Bu bölümde İsa Mesih aslında, gelecekte olacak bir gerçeği işaret etmektedir. Sadece Yahudilerin değil, bir gün Samiriyelilerin ve diğer uluslarında Rab’de şifa bulacağını işaret ediyor. Rab’bin elini tüm insanlığa uzattığını gördüğümüz bölümlerdir bunlar.

“İsa, o yabancı olarak tanımlananlara, dışlanmışlara, dışarıda bırakılmışlara uzanıyor. Başkalarının vazgeçtiklerine dokunuyor.”
-Darrell L. Bock

Tanrı muhteşem bir doktordur, merhametli bir kurtarıcıdır. İyileşen adamlar hastalıklarından kuruldular ve dünyasal olarak evlerine dönebildiler. Peki gerçekten şifa veren Tanrı’yı tanıyabildiler mi? Gerçek göksel evlerine kavuşabilecekler mi?

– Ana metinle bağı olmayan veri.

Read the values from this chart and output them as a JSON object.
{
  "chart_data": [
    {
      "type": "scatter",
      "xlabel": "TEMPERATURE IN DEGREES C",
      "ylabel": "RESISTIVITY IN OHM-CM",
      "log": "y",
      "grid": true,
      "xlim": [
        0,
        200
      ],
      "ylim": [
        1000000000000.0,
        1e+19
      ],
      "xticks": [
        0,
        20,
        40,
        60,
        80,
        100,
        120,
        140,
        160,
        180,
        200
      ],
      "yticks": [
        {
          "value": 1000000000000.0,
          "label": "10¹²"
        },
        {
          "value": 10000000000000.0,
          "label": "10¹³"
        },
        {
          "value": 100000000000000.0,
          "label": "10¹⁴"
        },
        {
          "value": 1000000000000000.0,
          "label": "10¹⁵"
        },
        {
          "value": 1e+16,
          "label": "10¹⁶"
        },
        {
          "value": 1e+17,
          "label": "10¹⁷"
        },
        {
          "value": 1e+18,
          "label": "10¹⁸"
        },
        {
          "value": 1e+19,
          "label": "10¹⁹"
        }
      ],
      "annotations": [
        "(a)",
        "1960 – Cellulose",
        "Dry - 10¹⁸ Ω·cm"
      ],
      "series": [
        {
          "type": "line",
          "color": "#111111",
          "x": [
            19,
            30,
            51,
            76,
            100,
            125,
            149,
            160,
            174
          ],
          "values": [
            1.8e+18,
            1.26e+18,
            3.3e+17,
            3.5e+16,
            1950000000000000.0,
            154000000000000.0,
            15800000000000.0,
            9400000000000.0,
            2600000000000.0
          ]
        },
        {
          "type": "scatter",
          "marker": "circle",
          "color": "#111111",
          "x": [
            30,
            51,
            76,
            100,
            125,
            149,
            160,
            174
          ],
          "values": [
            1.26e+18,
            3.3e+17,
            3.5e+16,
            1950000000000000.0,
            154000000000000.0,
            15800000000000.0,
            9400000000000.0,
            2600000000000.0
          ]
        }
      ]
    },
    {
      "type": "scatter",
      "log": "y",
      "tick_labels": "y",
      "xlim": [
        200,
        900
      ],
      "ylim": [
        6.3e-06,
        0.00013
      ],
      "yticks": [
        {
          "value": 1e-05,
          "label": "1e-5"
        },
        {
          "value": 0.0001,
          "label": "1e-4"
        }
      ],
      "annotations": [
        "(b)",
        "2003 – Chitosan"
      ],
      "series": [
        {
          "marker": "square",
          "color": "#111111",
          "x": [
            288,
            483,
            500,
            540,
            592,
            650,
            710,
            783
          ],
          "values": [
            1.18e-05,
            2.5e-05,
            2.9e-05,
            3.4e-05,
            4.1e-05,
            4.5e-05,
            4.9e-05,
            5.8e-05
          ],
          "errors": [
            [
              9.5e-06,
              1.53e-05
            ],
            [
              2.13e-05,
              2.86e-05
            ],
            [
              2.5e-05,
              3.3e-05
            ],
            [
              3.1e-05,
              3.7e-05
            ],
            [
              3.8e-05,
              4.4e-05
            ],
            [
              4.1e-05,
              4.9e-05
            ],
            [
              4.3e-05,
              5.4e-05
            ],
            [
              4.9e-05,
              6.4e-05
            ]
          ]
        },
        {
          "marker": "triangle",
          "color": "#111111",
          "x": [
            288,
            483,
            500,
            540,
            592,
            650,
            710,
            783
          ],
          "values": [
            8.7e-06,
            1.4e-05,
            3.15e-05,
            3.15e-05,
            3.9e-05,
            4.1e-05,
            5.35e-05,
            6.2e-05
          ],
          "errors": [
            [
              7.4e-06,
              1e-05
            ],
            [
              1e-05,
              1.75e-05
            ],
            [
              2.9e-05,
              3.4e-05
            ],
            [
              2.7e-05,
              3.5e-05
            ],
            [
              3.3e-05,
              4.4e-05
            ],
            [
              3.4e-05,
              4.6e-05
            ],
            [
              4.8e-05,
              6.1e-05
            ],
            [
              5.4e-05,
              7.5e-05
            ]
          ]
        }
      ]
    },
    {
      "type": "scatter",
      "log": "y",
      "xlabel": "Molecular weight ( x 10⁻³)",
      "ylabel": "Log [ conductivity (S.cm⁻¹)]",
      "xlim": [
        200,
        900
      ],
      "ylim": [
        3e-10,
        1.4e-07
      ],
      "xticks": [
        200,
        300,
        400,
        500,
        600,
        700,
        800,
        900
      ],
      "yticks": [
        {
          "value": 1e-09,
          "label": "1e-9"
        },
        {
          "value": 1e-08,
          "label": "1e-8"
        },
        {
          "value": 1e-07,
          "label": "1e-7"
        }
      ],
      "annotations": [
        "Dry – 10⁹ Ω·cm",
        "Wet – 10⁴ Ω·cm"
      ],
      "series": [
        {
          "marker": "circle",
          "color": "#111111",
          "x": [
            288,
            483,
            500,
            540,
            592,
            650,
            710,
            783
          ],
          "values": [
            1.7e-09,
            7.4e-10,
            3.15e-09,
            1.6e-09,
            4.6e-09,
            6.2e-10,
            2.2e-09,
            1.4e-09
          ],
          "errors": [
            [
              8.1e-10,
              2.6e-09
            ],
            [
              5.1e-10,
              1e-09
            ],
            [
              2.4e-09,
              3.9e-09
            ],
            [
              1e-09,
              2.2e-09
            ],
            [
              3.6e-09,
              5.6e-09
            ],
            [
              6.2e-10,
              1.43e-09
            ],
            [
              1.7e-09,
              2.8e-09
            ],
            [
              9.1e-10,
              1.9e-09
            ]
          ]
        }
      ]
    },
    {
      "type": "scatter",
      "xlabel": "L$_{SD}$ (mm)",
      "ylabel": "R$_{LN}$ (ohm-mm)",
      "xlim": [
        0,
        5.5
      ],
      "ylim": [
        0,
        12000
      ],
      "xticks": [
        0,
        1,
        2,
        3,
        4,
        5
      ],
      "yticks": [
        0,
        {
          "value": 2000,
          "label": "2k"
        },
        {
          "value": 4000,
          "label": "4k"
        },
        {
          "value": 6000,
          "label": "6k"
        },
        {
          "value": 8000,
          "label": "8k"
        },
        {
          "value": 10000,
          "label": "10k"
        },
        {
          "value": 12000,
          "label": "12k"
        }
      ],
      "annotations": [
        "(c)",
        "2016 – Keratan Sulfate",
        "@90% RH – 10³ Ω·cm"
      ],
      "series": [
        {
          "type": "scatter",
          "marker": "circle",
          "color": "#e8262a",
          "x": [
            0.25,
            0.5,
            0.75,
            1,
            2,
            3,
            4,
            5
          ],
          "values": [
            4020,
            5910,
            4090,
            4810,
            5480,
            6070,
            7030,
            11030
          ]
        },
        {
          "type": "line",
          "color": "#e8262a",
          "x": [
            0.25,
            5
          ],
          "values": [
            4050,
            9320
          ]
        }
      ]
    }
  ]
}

Belki bizim içinde bunlar önemli sorular ve hatırlatmadır. Sadece, imanla Rab’be gelmemiz ile ilgili değil, aynı zamanda gün be gün O’na yaklaşmamızla ilgilidir. Tüm arzumuzla O’na gelip O’nun yüzünü aramamızla ilgilidir. Rab kendisine güvenebilmemiz ve O’nda kalabilmemiz için bizleri Sözü ile güçlendiriyor. İmanda yaşam olduğunu anımsatıyor. Kutsal Ruh’u ile yönlendiriyor ve vicdanımızı değiştirmek için birbirimizi kullanmaya devam ediyor.

Kardeşlerim sizleri teşvik etmek istiyorum, sahip olduklarımızı bir hakmış gibi görmeyelim. Hayatımızın her anının bir ayrıcalık olduğunu anımsayalım. Bakın, karantinanın var olduğu bir dönemde Samiriyeli bir cüzzamlı cevabın İsa’da olduğunu fark etti. Belki de bu bizim için iyi bir dua fırsatı yaratmalıdır. Hem birçoklarının kurtulması için dua edebiliriz, hem de aldığımız her nefesin bize bir armağan olduğunun bilinci ile şükredebiliriz. Ve yaşamımızın O’nun sayesinde ve O’nun için yaşanması gerektiğini yüreklerimize kazıyabiliriz. Bizler diğer uluslardan olan kişiler olarak, hak etmediğimiz bir aileye dahil edildik, parçası olmadığımız bir ağaca aşılandık. Bedenin bir parçası olarak, yaşamlarımızı her durumda Rab’be verelim. İmanla Rab’be bakalım ve her fırsatı O’nun adını yüceltmek ve duyurmak için kullanalım.